Ao mesmo tempo que Putin toma essas medidas totalitárias, do outro lado do front o presidente ucraniano, Volodimir Zelenski, também proibiu partidos políticos oposicionistas, um deles com 44 assentos no Parlamento, depois que a guerra começou.

Questionado sobre o quanto essa medida também não pode ser classificada como autoritária, Palmer afirma que a suspensão se deu não porque fossem legendas da oposição, mas sim financiadas pela Rússia, pró-Kremlin e, em parte, contrárias à própria independência ucraniana.

"É um contexto de conflito. A Suíça fechou o Partido Nazista [em 1940, na Segunda Guerra]. O Reino Unido também fechou o partido União Britânica de Fascistas enquanto guerreava contra Mussolini. Não é uma medida incomum em tempos de guerra proibir a atuação de grupos que defendem o agressor. Mas o que é interessante é que, até a guerra começar, esses partidos estavam em pleno funcionamento. Ao contrário da Rússia, que acabou com a oposição interna em tempos de paz. Isso me parece fazer muita diferença."

Tom G. Palmer, escritor americano e ativista liberal
Tom G. Palmer, escritor americano e ativista liberal - Divulgação

​Palmer acaba de lançar o livro "Development with Dignity - Self-determination, Localization, and the End to Poverty" (desenvolvimento com dignidade - autodeterminação, localização e o fim da pobreza), ainda sem tradução no Brasil, em que defende que o fim da pobreza só pode ser atingido ao se priorizar a dignidade humana e que a prosperidade plena depende do reconhecimento da autonomia do indivíduo.

Observador da política internacional, não só do Leste Europeu, ele também acompanha de perto o Brasil e se diz preocupado que o país venha "passando por um período muito difícil" nos últimos anos, agravado pela pandemia da Covid-19. Além dos efeitos da doença, ele alerta para o dano que o negacionismo causou no combate à crise sanitária.

"Aconteceu algo similar ao que ocorreu nos EUA, com uma estranha guerra cultural em relação à pandemia, em que no fim o próprio [ex-presidente Donald] Trump foi vaiado ao admitir, envergonhado, que tinha tomado a vacina da Covid-19. Um episódio muito estranho de testemunhar e que lembra a situação do Brasil.
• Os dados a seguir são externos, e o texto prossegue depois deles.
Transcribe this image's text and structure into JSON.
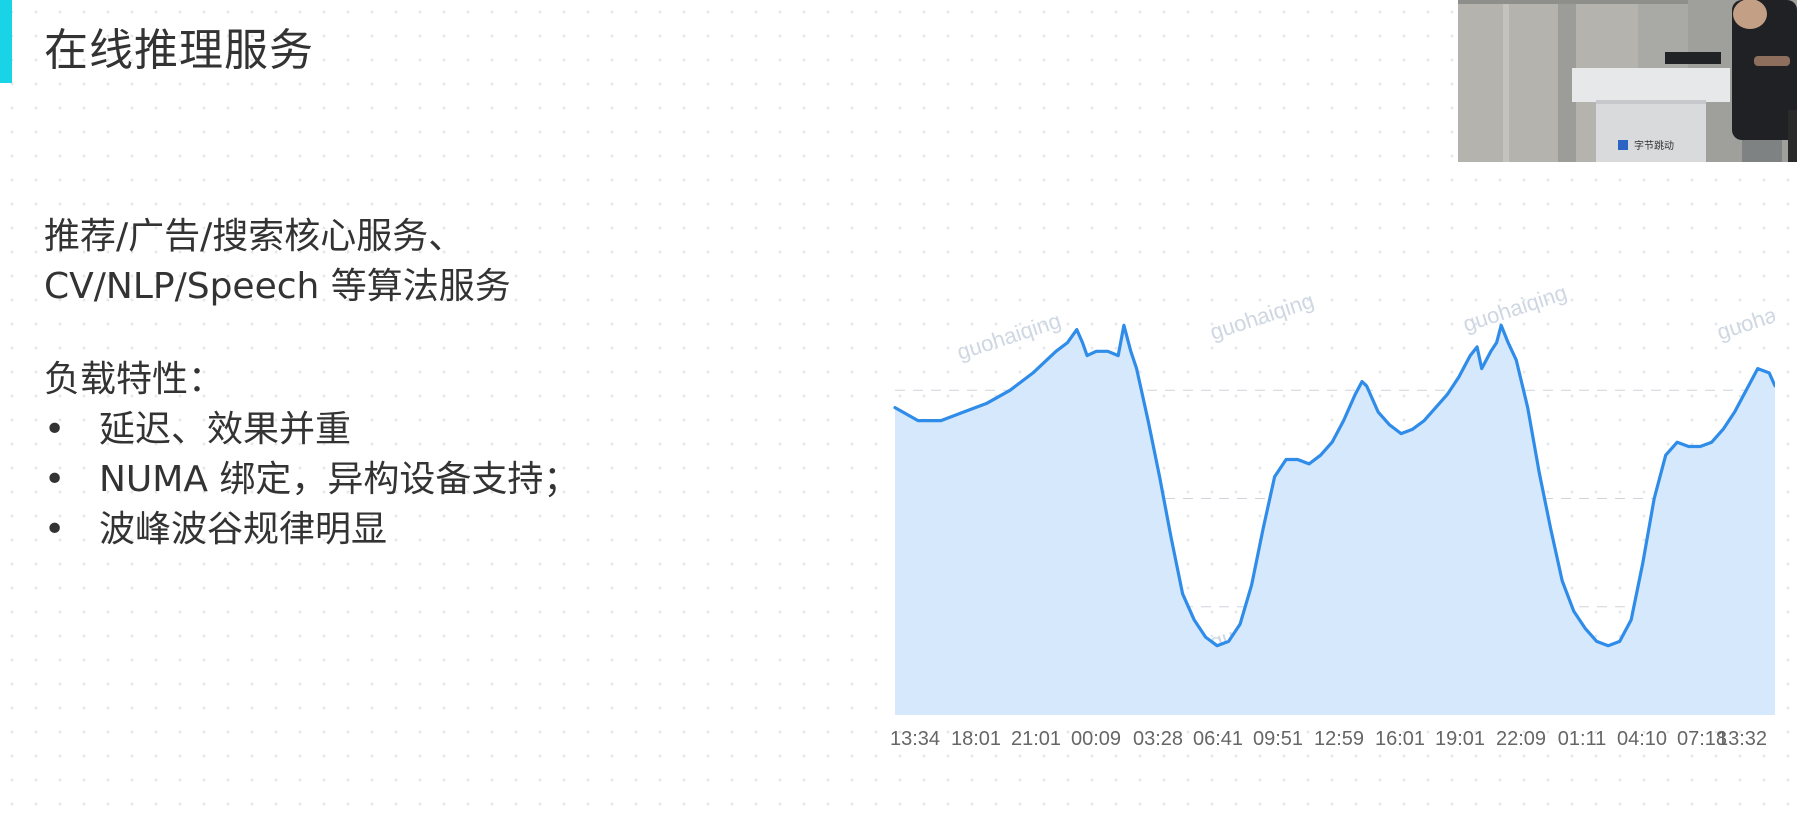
{
  "slide": {
    "title": "在线推理服务",
    "summary": [
      "推荐/广告/搜索核心服务、",
      "CV/NLP/Speech 等算法服务"
    ],
    "traits_heading": "负载特性：",
    "bullet_glyph": "•",
    "traits": [
      "延迟、效果并重",
      "NUMA 绑定，异构设备支持；",
      "波峰波谷规律明显"
    ]
  },
  "video": {
    "podium_logo_text": "字节跳动"
  },
  "chart_data": {
    "type": "area",
    "color": "#2f8ce8",
    "fill_color": "#d6e8fb",
    "grid": "dashed-horizontal",
    "watermark": "guohaiqing",
    "x_tick_labels": [
      "13:34",
      "18:01",
      "21:01",
      "00:09",
      "03:28",
      "06:41",
      "09:51",
      "12:59",
      "16:01",
      "19:01",
      "22:09",
      "01:11",
      "04:10",
      "07:18",
      "13:32"
    ],
    "ylim": [
      0,
      100
    ],
    "series": [
      {
        "values": [
          [
            0,
            71
          ],
          [
            2,
            68
          ],
          [
            4,
            68
          ],
          [
            6,
            70
          ],
          [
            8,
            72
          ],
          [
            10,
            75
          ],
          [
            12,
            79
          ],
          [
            14,
            84
          ],
          [
            15,
            86
          ],
          [
            15.8,
            89
          ],
          [
            16.3,
            86
          ],
          [
            16.7,
            83
          ],
          [
            17.5,
            84
          ],
          [
            18.5,
            84
          ],
          [
            19.4,
            83
          ],
          [
            19.9,
            90
          ],
          [
            20.5,
            84
          ],
          [
            21,
            80
          ],
          [
            22,
            68
          ],
          [
            23,
            55
          ],
          [
            24,
            41
          ],
          [
            25,
            28
          ],
          [
            26,
            22
          ],
          [
            27,
            18
          ],
          [
            28,
            16
          ],
          [
            29,
            17
          ],
          [
            30,
            21
          ],
          [
            31,
            30
          ],
          [
            32,
            43
          ],
          [
            33,
            55
          ],
          [
            34,
            59
          ],
          [
            35,
            59
          ],
          [
            36,
            58
          ],
          [
            37,
            60
          ],
          [
            38,
            63
          ],
          [
            39,
            68
          ],
          [
            40,
            74
          ],
          [
            40.6,
            77
          ],
          [
            41,
            76
          ],
          [
            42,
            70
          ],
          [
            43,
            67
          ],
          [
            44,
            65
          ],
          [
            45,
            66
          ],
          [
            46,
            68
          ],
          [
            47,
            71
          ],
          [
            48,
            74
          ],
          [
            49,
            78
          ],
          [
            50,
            83
          ],
          [
            50.6,
            85
          ],
          [
            51,
            80
          ],
          [
            51.8,
            84
          ],
          [
            52.3,
            86
          ],
          [
            52.7,
            90
          ],
          [
            53.3,
            86
          ],
          [
            54,
            82
          ],
          [
            55,
            71
          ],
          [
            56,
            56
          ],
          [
            57,
            43
          ],
          [
            58,
            31
          ],
          [
            59,
            24
          ],
          [
            60,
            20
          ],
          [
            61,
            17
          ],
          [
            62,
            16
          ],
          [
            63,
            17
          ],
          [
            64,
            22
          ],
          [
            65,
            35
          ],
          [
            66,
            50
          ],
          [
            67,
            60
          ],
          [
            68,
            63
          ],
          [
            69,
            62
          ],
          [
            70,
            62
          ],
          [
            71,
            63
          ],
          [
            72,
            66
          ],
          [
            73,
            70
          ],
          [
            74,
            75
          ],
          [
            75,
            80
          ],
          [
            76,
            79
          ],
          [
            76.5,
            76
          ]
        ]
      }
    ]
  }
}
Acredito que são coisas extremamente disruptivas e danosas ao país", diz ele.

Ativista libertário, Palmer também se diz preocupado com as frequentes manifestações públicas do presidente Jair Bolsonaro (PL) em apoio à ditadura militar. "Definitivamente não é algo de se orgulhar. Os brasileiros deveriam ter orgulho de sair da ditadura, não de terem sido uma. O trabalho dos militares é o de proteger o país, não de comandá-lo. A ideia de voltar a isso é preocupante."